How would we implement this in a Linux guest? The virtqueue of a virtio device has two components. Static ring buffers, allocated at boot with dma_alloc_coherent(), and the actual data payload, mapped with dma_map_page() and dma_map_single(). Linux calls the former "coherent" DMA, and the latter "streaming" DMA.
Coherent DMA can already obtain its pages from a per-device memory pool. dma_init_coherent_memory() defines a range of physical memory usable by a device. Importantly this region has to be distinct from system memory RAM and reserved by the platform. It is mapped non-cacheable. If it exists, dma_alloc_coherent() will only get its pages from that region.
On the other hand streaming DMA doesn't allocate memory. The virtio drivers don't control where that memory comes from, since the pages are fed to them by an upper layer of the subsystem, specific to the device type (net, block, video, etc). Often they are pages from the slab cache that contain other unrelated objects, a notorious problem for DMA isolation. If the page is not accessible by the device, swiotlb_map() allocates a bounce buffer somewhere more convenient and copies the data when needed.

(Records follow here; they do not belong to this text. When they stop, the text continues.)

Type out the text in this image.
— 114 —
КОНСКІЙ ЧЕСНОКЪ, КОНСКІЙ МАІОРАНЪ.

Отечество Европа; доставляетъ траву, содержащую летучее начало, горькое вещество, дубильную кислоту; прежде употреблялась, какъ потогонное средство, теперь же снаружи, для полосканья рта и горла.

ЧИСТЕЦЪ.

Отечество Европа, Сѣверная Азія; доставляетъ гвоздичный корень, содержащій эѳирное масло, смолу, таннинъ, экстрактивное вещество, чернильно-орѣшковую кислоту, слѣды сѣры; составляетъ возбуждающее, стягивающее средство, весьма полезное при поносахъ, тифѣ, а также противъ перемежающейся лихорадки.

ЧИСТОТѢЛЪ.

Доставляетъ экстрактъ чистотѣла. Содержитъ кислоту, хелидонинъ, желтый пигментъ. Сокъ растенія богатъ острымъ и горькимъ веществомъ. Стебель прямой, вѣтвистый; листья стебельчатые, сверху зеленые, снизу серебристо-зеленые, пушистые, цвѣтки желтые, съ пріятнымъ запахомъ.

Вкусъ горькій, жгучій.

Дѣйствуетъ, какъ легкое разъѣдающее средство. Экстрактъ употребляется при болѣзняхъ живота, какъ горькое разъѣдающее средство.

At the moment the bounce buffer is allocated from a global pool in the low physical pages. However a recent proposal by Chromium would add support for per-device swiotlb pools:
https://lore.kernel.org/linux-iommu/20200728050140.996974-1-tientzu@chromium...
And quoting Tomasz from the discussion on patch 4:
For this, I'd like to propose a "restricted-dma-region" (feel free to suggest a better name) binding, which is explicitly specified to be the only DMA-able memory for this device and make Linux use the given pool for coherent DMA allocations and bouncing non-coherent DMA.
That seems to be precisely what we need. Even when using the virtio-pci transport, it is still possible to define per-device properties in the device-tree, for example:
/* PCI root complex node */ pcie@10000000 { compatible = "pci-host-ecam-generic"; /* Add properties to endpoint with BDF 00:01.0 */ ep@0008 { reg = <0x00000800 0 0 0 0>; restricted-dma-region = <&dma_region_1>; }; }; reserved-memory { /* Define 64MB reserved region at address 0x50400000 */ dma_region_1: restricted_dma_region { reg = <0x50400000 0x4000000>; }; };
Dynamic regions
In a previous discussion [1], several people suggested using a vIOMMU to dynamically update the mappings rather than statically setting a memory region usable by the backend. I believe that approach is still worth considering because it satisfies the security requirement and doesn't necessarily have worse performance. There is a trade-off between bounce buffers on one hand, and map notifications on the other.
The problem with static regions is that all of the traffic will require copying. Sub-page payloads will need bounce buffering anyway, for proper isolation. But for large payloads bounce buffering might be prohibitive, and using a virtual IOMMU might actually be more efficient. Instead of copying large buffers the guest would send a MAP request to the hypervisor, which would then map the pages into the backend. Despite taking plenty of cycles for context switching and setting up the maps, it might be less costly than copying.
Since it depends on the device, I guess we'll need a survey of memory access patterns by the different virtio devices that we're considering. In the end a mix of both solutions might be necessary.